The first time I performed “path,” I was outside of Holden Chapel behind Hollis. I marked out a straight path along the asphalt pathway, towards Harvard Hall. The low, soothing drone of a Hollis air conditioning unit passed my left ear as I walked. The impact of my rubber soles on the asphalt pathway made deadened taps, cushioned by quiet crunches from pebbles and other debris. Distant whirring from vehicles on Mass Ave. gently filled out the background. Every sound became hyper-present, as if our sonic outlook had moved from a standard to a high definition screen. An air conditioner had never before seemed so noticeable. Crunching asphalt debris had never before brought me back to memories of childhood, carefully placing my bare feet on pebbled paths, hearing the soft compression of tiny rocks, feeling them push against my soles. I heard car horns and whirring tires, sounds I hear every day as I wake up in Adams House. It was only in that moment though that I felt so aware of how different Harvard Square was from Orange County, California, where I had spent the first 18 years of my life. That 20-foot walk toward Harvard Hall uncovered not only the physical sounds around me, but also the nostalgia, pilgrimage, homesickness, and ambition that had underscored my Harvard career up until that point. It wasn’t that air conditioners, pebbles, or Mass Ave. were anything inherently special. In performing “path,” though, I heard these sounds up close.
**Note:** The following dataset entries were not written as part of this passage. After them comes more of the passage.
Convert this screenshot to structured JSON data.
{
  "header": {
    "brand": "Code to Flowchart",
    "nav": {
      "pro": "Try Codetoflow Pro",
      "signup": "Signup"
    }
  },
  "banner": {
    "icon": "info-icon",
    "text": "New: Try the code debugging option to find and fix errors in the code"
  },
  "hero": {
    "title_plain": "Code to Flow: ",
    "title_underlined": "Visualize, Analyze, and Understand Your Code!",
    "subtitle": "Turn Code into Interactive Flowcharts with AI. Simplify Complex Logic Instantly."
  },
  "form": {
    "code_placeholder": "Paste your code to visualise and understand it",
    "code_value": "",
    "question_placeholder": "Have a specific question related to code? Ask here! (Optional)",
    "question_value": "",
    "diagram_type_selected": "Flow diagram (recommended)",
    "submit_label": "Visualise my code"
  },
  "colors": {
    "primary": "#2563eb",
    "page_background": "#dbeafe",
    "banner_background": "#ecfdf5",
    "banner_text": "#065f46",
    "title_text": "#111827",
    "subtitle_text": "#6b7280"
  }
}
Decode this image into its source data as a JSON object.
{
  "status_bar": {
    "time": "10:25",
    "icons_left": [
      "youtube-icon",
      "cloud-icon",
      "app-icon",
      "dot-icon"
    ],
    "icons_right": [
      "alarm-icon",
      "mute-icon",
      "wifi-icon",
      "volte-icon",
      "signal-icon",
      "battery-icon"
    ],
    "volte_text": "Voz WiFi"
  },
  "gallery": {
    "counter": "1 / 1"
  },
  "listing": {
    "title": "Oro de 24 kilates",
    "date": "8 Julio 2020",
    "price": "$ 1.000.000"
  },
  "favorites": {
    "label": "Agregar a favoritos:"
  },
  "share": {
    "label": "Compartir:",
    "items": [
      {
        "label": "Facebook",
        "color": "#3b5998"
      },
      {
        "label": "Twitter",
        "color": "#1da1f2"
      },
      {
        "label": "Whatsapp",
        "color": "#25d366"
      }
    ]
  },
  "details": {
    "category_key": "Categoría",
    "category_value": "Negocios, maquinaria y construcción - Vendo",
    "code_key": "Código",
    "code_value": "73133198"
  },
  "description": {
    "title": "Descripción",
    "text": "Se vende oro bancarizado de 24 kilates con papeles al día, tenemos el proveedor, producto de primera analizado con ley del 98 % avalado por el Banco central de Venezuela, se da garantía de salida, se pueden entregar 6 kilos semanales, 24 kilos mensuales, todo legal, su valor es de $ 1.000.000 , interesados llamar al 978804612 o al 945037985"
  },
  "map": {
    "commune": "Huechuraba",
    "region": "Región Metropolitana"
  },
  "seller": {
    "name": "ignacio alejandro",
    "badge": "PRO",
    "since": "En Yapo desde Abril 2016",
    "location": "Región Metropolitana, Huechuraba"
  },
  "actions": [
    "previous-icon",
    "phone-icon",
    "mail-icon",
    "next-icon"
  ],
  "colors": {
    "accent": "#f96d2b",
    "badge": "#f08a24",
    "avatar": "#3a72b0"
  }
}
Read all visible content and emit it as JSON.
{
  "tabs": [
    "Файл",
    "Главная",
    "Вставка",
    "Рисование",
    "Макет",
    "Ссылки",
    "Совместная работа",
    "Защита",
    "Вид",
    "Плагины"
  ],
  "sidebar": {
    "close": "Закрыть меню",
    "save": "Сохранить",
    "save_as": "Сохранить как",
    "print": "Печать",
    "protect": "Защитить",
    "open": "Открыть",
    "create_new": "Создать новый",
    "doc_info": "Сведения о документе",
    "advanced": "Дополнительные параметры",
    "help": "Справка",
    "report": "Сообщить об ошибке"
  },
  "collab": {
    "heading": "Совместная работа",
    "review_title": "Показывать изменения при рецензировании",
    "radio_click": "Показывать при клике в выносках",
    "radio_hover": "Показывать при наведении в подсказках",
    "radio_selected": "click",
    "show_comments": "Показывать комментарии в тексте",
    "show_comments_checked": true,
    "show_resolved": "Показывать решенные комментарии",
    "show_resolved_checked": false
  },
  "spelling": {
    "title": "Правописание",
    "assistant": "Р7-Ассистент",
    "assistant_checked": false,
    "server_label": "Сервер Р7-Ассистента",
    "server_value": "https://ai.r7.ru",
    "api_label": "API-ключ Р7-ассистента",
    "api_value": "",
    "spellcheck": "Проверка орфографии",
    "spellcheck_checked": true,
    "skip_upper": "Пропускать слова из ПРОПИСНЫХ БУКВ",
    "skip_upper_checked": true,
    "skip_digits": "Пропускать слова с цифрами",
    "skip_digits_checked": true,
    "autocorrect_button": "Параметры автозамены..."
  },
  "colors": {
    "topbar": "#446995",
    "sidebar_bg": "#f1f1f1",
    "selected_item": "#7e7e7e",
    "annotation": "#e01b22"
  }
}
And with that proximity, all the internal change I had undergone during my time at college emerged as well.

 

Martine later told me she performs this piece every so often when she is walking through Harvard Yard, along the Charles, over a bridge. Not that she performs the “piece” explicitly; she just closes her eyes and listens as she walks to class. A lot of my conversation with Martine tends to focus on sounds she has heard, or things she has seen, as she goes about her day. Last week we talked about the construction at the to-be-renovated Lowell, and how it is easily heard from Kirkland. We also talked about a leaf she posted on Instagram, because she noticed it on the ground as she was walking through the yard. We talked about J. S. Bach’s Chaconne for violin, an intensely beautiful and difficult piece whose exertions are doubly demanding when played on the viola, the instrument she is studying at New England Conservatory. Martine’s longstanding love for Bach’s music comes from the way in which she can keep returning to it day after day, year after year, and continue to discover personal significance in it. Upon hearing that, I couldn’t help but visualize Martine in a practice room playing through the Chaconne, listening for where she is in the music, continually sensing and evaluating her place in the path she has marked out in the score, not dissimilar at all to a performance of “path.”

 

As a classical violist, Martine will play and hear Bach for the rest of her life. In her teens, 20s, 30s, 40s, even to her 90s, she will likely encounter Chaconne. Its pitches and rhythms carry the emotions and snapshots of herself from when she last played it. It is similar to the act of listening as one walks through “path”: she hears not only the intricacies of the Bach, but also the resonance of her past selves playing it. With that, her listening guides her steps forward as well, directing her steps along the path that is her musical practice. I am reminded of my experience behind Hollis, with its air conditioner, crunchy pebbles, and familiar drones of Mass Ave. In listening closely, it’s not that the sounds themselves reveal new meaning. Rather, in listening closely, I felt closely as well, as my memories were pulled forth by the physical sensations of sound waves hitting my eardrums. The boundary lines between music, sound, and person blur, as I read the text to “path.” Reflecting on my conversations with Martine, I am left with a strange contentment, a sense that listening can connect us to ourselves, just as much as it may connect us to a sound’s source.